Palm meldet sich zurück – mit einem Mini-Android-Phone

Palm kehrt im November mit einem Mini-Android-Phone zurück. Startup-Gründer haben der Kultmarke neues Leben eingehaucht. [...]

Die Kultmarke Palm kehrt zurück – und zwar mit einem kompakten Android-Phone. (c) Palm

Mit Geräten aus PDA-Zeiten hat das kleine Handy jedoch nicht mehr viel am Hut. Beim neuen Palm handelt es sich um ein Mini-Smartphone, das als sogenanntes Companion-Device konzipiert ist. So will der Hersteller damit nicht die aktuellen Geräte konkurrenzieren, sondern für sich gleich eine neue Nische schaffen. Die „Ultra-Mobile-Kategorie“ stellt laut Herstellerangaben eine Kombination vernetzter Wearables und Smartphones dar.

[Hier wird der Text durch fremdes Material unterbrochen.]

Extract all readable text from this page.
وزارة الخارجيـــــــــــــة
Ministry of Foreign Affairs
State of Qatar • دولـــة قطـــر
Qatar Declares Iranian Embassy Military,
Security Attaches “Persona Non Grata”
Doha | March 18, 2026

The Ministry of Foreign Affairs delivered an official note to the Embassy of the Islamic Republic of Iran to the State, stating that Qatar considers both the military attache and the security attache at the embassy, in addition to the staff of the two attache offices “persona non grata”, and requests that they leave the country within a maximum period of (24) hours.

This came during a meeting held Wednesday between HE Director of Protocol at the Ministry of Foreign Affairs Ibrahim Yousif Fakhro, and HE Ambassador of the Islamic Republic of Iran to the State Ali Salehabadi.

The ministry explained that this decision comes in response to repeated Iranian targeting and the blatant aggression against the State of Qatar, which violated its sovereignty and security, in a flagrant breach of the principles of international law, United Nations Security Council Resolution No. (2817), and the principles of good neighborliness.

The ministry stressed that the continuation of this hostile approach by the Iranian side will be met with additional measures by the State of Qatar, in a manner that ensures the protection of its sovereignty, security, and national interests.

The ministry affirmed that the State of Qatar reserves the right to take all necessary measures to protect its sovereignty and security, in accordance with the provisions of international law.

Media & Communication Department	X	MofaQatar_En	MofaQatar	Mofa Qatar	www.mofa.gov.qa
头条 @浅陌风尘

Das verhältnismäßig kleine Telefon in Kreditkartengröße soll etwa zum Zug kommen, wenn ein „normales“ Smartphone mit den heutigen Ausmassen zu groß ist. So findet das Palm-Gerät beispielsweise in kleinen Hosentaschen Platz oder kann mit einem Band um den Hals getragen werden. Mit dem Haupt-Phone wird das Palm über eine Verizon-Funktion synchronisiert. So sind beide Geräte unter derselben Rufnummer erreichbar. Der Nachteil davon ist, dass das Gerät so zum Marktstart im November nur in den USA und über den Provider Verizon verfügbar sein wird. Ob und wann das Palm zu uns kommt, ist noch nicht bekannt.

Zu den Spezifikationen: Das Gerät kommt mit einem 3,3-Zoll-Touchscreen, der eine Auflösung von 1280×720 Pixeln bietet. Auf der Vorderseite ist eine 8-Megapixel-Kamera, auf der Rückseite eine mit 12 Megapixeln. Verbaut sind ein Qualcomm Snapdragon 435, 3 Gigabyte Arbeitsspeicher und ein interner Speicher von 32 GB. Zudem ist das Palm nach IP68 wasser- sowie staubdicht und lässt sich mittels Gesichtserkennung entsperren. Der Akku soll laut Hersteller einen Tag lang halten – im Standby-Modus mehr als drei Tage. Zur Hälfte aufgeladen soll die Batterie in ungefähr einer halben Stunde werden können, ganz gefüllt sei sie nach etwas mehr als einer Stunde. Auf den Markt kommt das neue Palm-Gerät mit der mittlerweile veralteten Android-Version 8.1 Oreo.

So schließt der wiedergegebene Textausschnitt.